Священник прочёл на латыни псалом Beati omnes (Блаженны все, боящиеся Господа), и обряд завершился. Мать, сёстры, тётушки и другие родственницы обнимали и целовали Адриенну; тётушки Жильбера остались в Оверни, поэтому он принимал поздравления только от тестя, которого уже стал называть папой, Луи де Ноайля и Филиппа де Сегюра — друга по мушкетёрской роте.
Визитёры, праздничный обед, бал в большой зале с окнами в сад, потом небольшой фейерверк, переплетённые литеры «Л» и «Н» (Лафайет-Ноайль), пылающие в тёмном небе… Адриенна изнемогала под ворохом событий, втиснувшихся в один день и нарушивших привычный уклад жизни, ей приходилось делать над собой усилие, чтобы сохранять улыбку на лице среди гостей. Госпожа д’Айен украдкой пошепталась с мужем, и тот с присущей ему бесцеремонностью, смягчённой юмором, выпроводил всех в каких-нибудь четверть часа.
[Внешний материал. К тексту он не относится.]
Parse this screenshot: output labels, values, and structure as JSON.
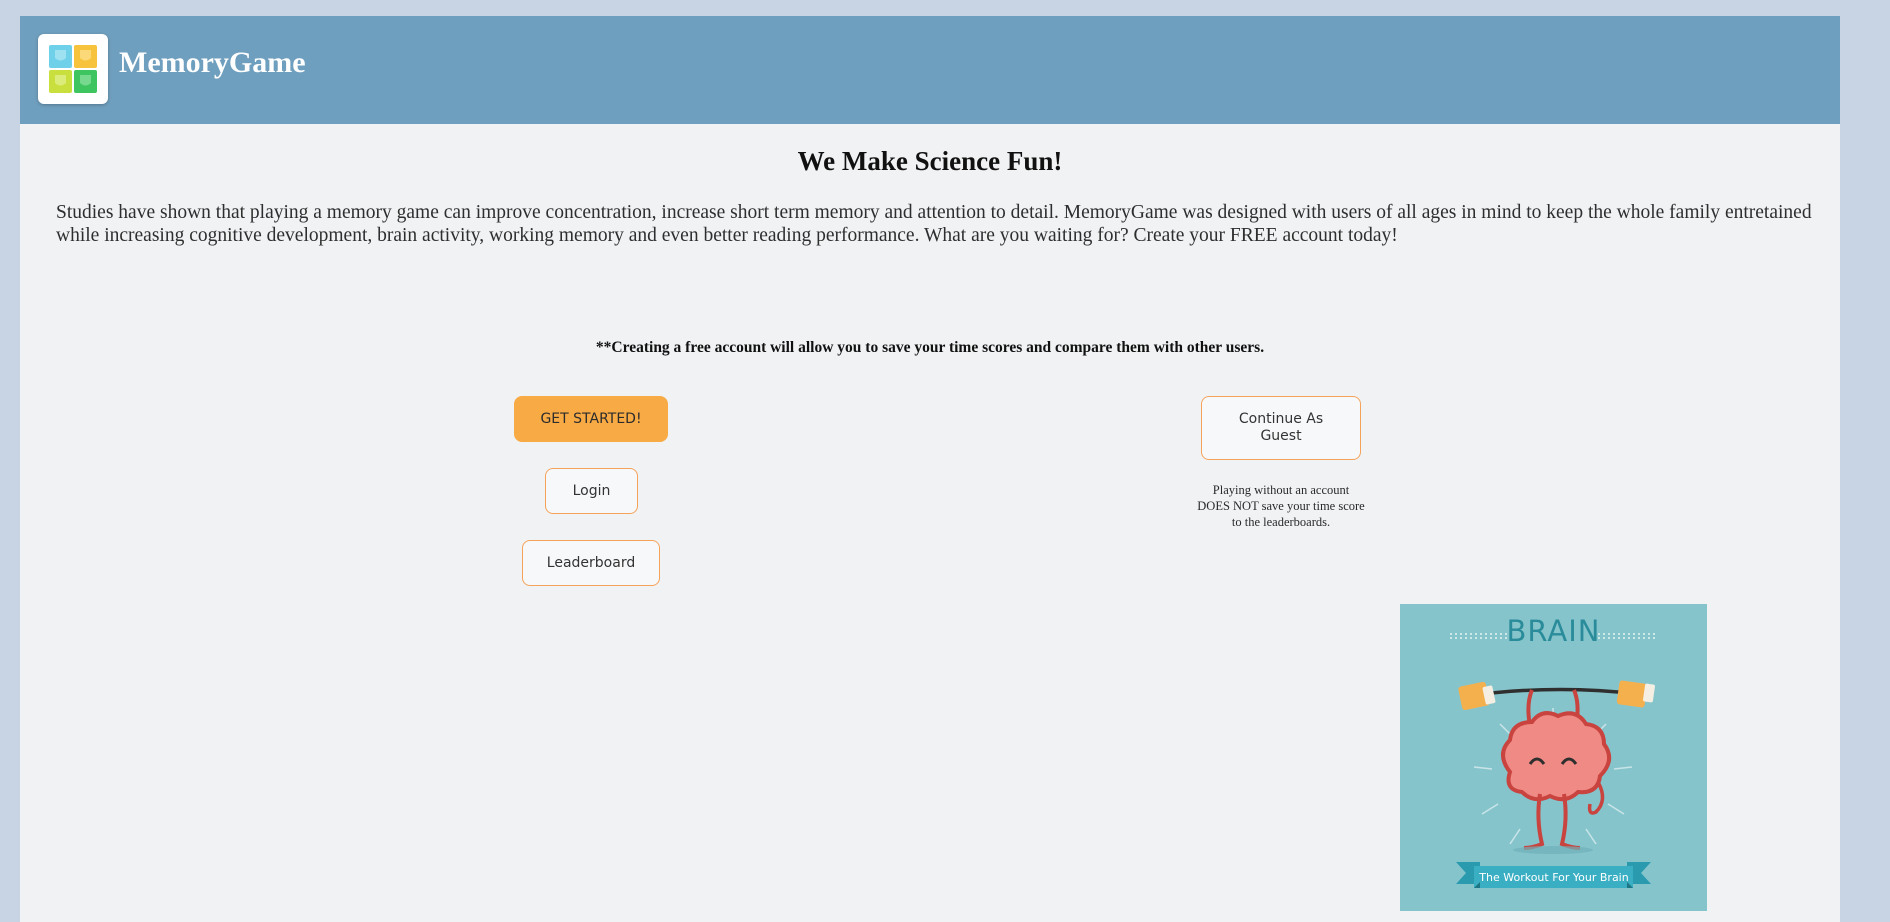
{
  "header": {
    "app_title": "MemoryGame",
    "logo_icon": "four-tile-grid-icon",
    "background_color": "#6f9fbe"
  },
  "main": {
    "headline": "We Make Science Fun!",
    "intro": "Studies have shown that playing a memory game can improve concentration, increase short term memory and attention to detail. MemoryGame was designed with users of all ages in mind to keep the whole family entretained while increasing cognitive development, brain activity, working memory and even better reading performance. What are you waiting for? Create your FREE account today!",
    "account_note": "**Creating a free account will allow you to save your time scores and compare them with other users."
  },
  "actions": {
    "get_started_label": "GET STARTED!",
    "login_label": "Login",
    "leaderboard_label": "Leaderboard",
    "guest_label": "Continue As Guest",
    "guest_note": "Playing without an account DOES NOT save your time score to the leaderboards."
  },
  "brain_image": {
    "title": "BRAIN",
    "tagline": "The Workout For Your Brain",
    "background_color": "#86c4cc"
  },
  "colors": {
    "accent_orange": "#f8ab45",
    "button_border": "#f5a35a",
    "page_background": "#f0f2f4",
    "outer_background": "#c8d4e3"
  }
}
Молодым пожелали доброй ночи.
Раздев Адриенну и облачив её в ночную сорочку, горничная вышла. Девушка забралась под одеяло и услышала сквозь стук собственного сердца, как отворилась дверь спальни; Лафайет в небрежно запахнутом халате откинул рукой полог и посмотрел на неё. Мать подготовила Адриенну к тому, что должно произойти в брачную ночь, но ей всё равно было немножко страшно. Однако Жильбер оказался так ласков и нежен, что она прониклась к нему ещё большей любовью. Через несколько минут они уже лежали рядом, взявшись за руки, обессиленные и слегка ошеломлённые тем, что случилось.
На столике в изголовье кровати горел ночник, едва рассеивавший темноту. Лицо Адриенны тонуло во мраке, но Жильбер помнил его наизусть. Он повернулся набок, провёл рукой по её волосам, коснулся щеки, и она тотчас поцеловала его ладонь.
— Сердце моё! — прошептал он.
— Вы уже причащались? — спросила вдруг Адриенна.
— Да, и не раз.
В голосе Жильбера звучало удивление.
— И вы верите в Евхаристию?
— Я верю в свою звезду.
Он погладил её по плечу, но Адриенна не ответила на ласку, и Жильбер понял, что начатый разговор для неё очень важен.
— Нет, в самом деле: господа богословы могли бы представить мою жизнь как поучительную притчу. — Он принял шутливый тон, с каким обычно говорил с ней о серьёзных вещах. —
Адриенна прильнула к нему и закрыла глаза.
4
Когда король будет проходить мимо, поклонись и поблагодари, — наставлял герцог д’Айен своего зятя, пока они шли по аллее к Малому Трианону.
— За что? — уточнил Лафайет.
На губах герцога заиграла довольная улыбка.
— По случаю твоей женитьбы его величество произвёл тебя в капитаны полка Ноайля.
— Но папа, к чему такая спешка? — Лафайет вовсе не обрадовался. — Я ещё не был в своём полку, и как отнесутся офицеры, которые много старше меня, имеют опыт и заслуги, но ниже чином…
— Дорогой мой! — Д’Айен остановился и опёрся обеими руками на трость с золотым набалдашником, чтобы подчеркнуть серьёзность своих слов. — Никто не мешает тебе проявить качества, достойные твоего нынешнего звания, но такова жизнь: стать кем-то и потом назваться им гораздо сложнее, чем назваться и потом стать. Опыт и заслуги — дело наживное. Вспомни сказку о Золушке: добродетель может всю жизнь просидеть в золе у очага, если кто-нибудь вовремя не подсадит её в золочёную карету. Считай, что я — твоя фея-крёстная.